Mississippi's largest health insurance provider has agreed to repay up to $8.5 million to an estimated 70,000 Mississippi customers who did not benefit from discounts on bills.
Although Blue Cross and Blue Shield of Mississippi has denied any wrongdoing, it allegedly had negotiated discounts with medical-care providers but did not pass them on to customers. That meant patients were paying on the actual hospital bill rather than the discounted amount.
Similar lawsuits in Louisiana, Missouri and Tennessee all were settled. Attorneys said there's a tentative settlement in a similar suit in Illinois, and a settlement is near in Oregon.
The agreement would affect any customer who was hospitalized, had dependents in the hospital or received outpatient hospital services between Jan. 1, 1991, and Sept. 1, 1995.
The agreement settles a class-action lawsuit filed in federal court against the company in August 1993. The complaint alleged the Blues renegotiated subscribers' coinsurance rates with hospitals without passing the savings on to its customers or telling the customers about the new rates.

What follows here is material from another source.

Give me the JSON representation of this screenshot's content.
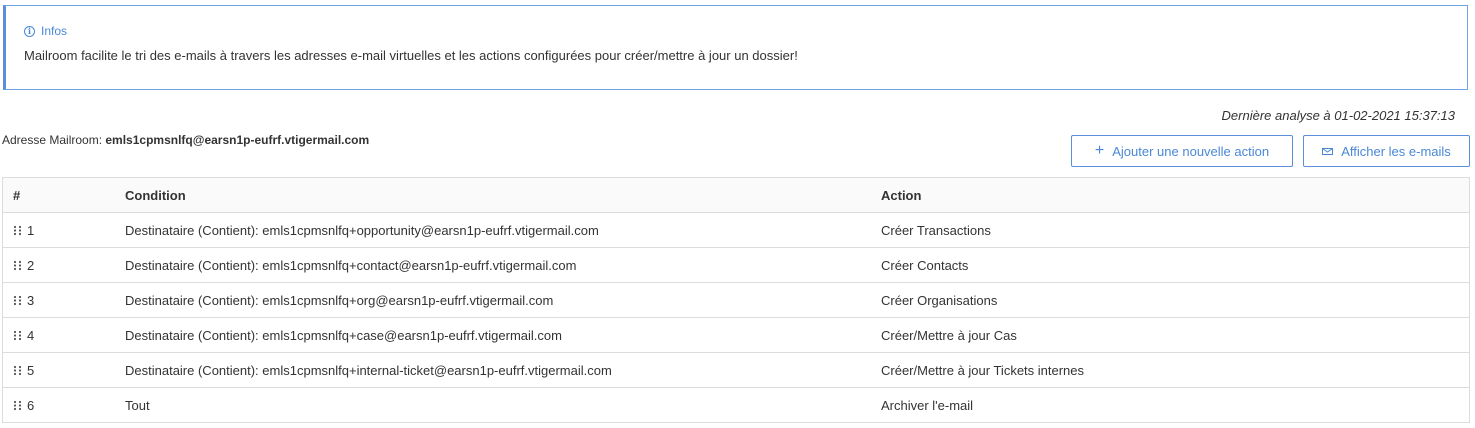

For example: A subscriber with a 20% coinsurance rate was required to pay $200 on a $1,000 hospital bill. If the Blues cut its own bill to, say, $500, the suit alleges the customer's coinsurance payment should have dropped to $100.
The lawsuit alleges the company paid cheaper rates but still collected 20% of the original bill from the customer.
The Blues settled, according to court documents, because "further defense of this litigation would be protracted and expensive and the outcome uncertain."
The settlement entitles eligible customers to "100% of actual losses and punitive damages," said Shane Lang-ston, the plaintiffs' chief attorney.